7. We should pray that God would accomplish His purposes through them, whether or not they’re willing to be used by Him. “The king’s heart is in the hand of the Lord, like the rivers of water; He turns it wherever He wishes” (Proverbs 21:1). Or as E.G. White will put it:
“In the annals of human history the growth of nations, the rise and fall of empires, appear as dependent on the will and prowess of man. The shaping of events seems, to a great degree, to be determined by his power, ambition, or caprice. But in the word of God the curtain is drawn aside, and we behold, behind, above, and through all the play and counterplay of human interests and power and passions, the agencies of the all-merciful One, silently, patiently working out the counsels of His own will” (Education, p. 173).
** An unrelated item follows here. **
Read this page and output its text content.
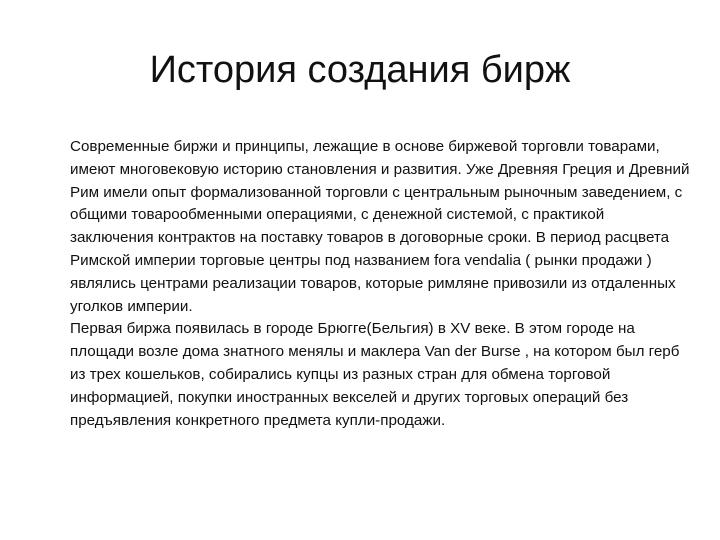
История создания бирж

Современные биржи и принципы, лежащие в основе биржевой торговли товарами, имеют многовековую историю становления и развития. Уже Древняя Греция и Древний Рим имели опыт формализованной торговли с центральным рыночным заведением, с общими товарообменными операциями, с денежной системой, с практикой заключения контрактов на поставку товаров в договорные сроки. В период расцвета Римской империи торговые центры под названием fora vendalia ( рынки продажи ) являлись центрами реализации товаров, которые римляне привозили из отдаленных уголков империи.

Первая биржа появилась в городе Брюгге(Бельгия) в XV веке. В этом городе на площади возле дома знатного менялы и маклера Van der Burse , на котором был герб из трех кошельков, собирались купцы из разных стран для обмена торговой информацией, покупки иностранных векселей и других торговых операций без предъявления конкретного предмета купли-продажи.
I am thankful to God to have been privileged as one of the special guests invited to the Prayer Breakfast for our African Heads of States. I’m more convicted to pray more for our leaders. This spiritual obligation of praying for our political leaders should not only be limited to once-a-year events at AU headquarters. We are to pray at all times. If we do, the Lord may use our prayers for those in authority to somehow delay or even stop legislation or initiatives that hinder the advance of the Gospel. We’re promised:
2 Chronicles 7:14
If My people who are called by My name will humble themselves, and pray and seek My face, and turn from their wicked ways, then I will hear from heaven, and will forgive their sin and heal their land.
As I conclude this report, allow me to express a heartfelt appreciation to you, my friends, who prayed for this trip to Ethiopia--to attend the “Africa Arise” conference and the African Heads of State Prayer Breakfast. The Lord answered your prayers in our behalf. In the months ahead, I’ll be sharing with you some tangible proofs that God has answered your prayers for EAGLESonline. There’s still so much to report on. But first, I’ll need to share some photos on this AU Prayer Breakfast and allow you to decode which scenes they capture.
In my next report, I’ll share some experiences during a historic visit to the Patriarch of the Ethiopian Orthodox Church and some historic sites in Addis Ababa. A subsequent report will focus on the incredible work by some African youth and young adults.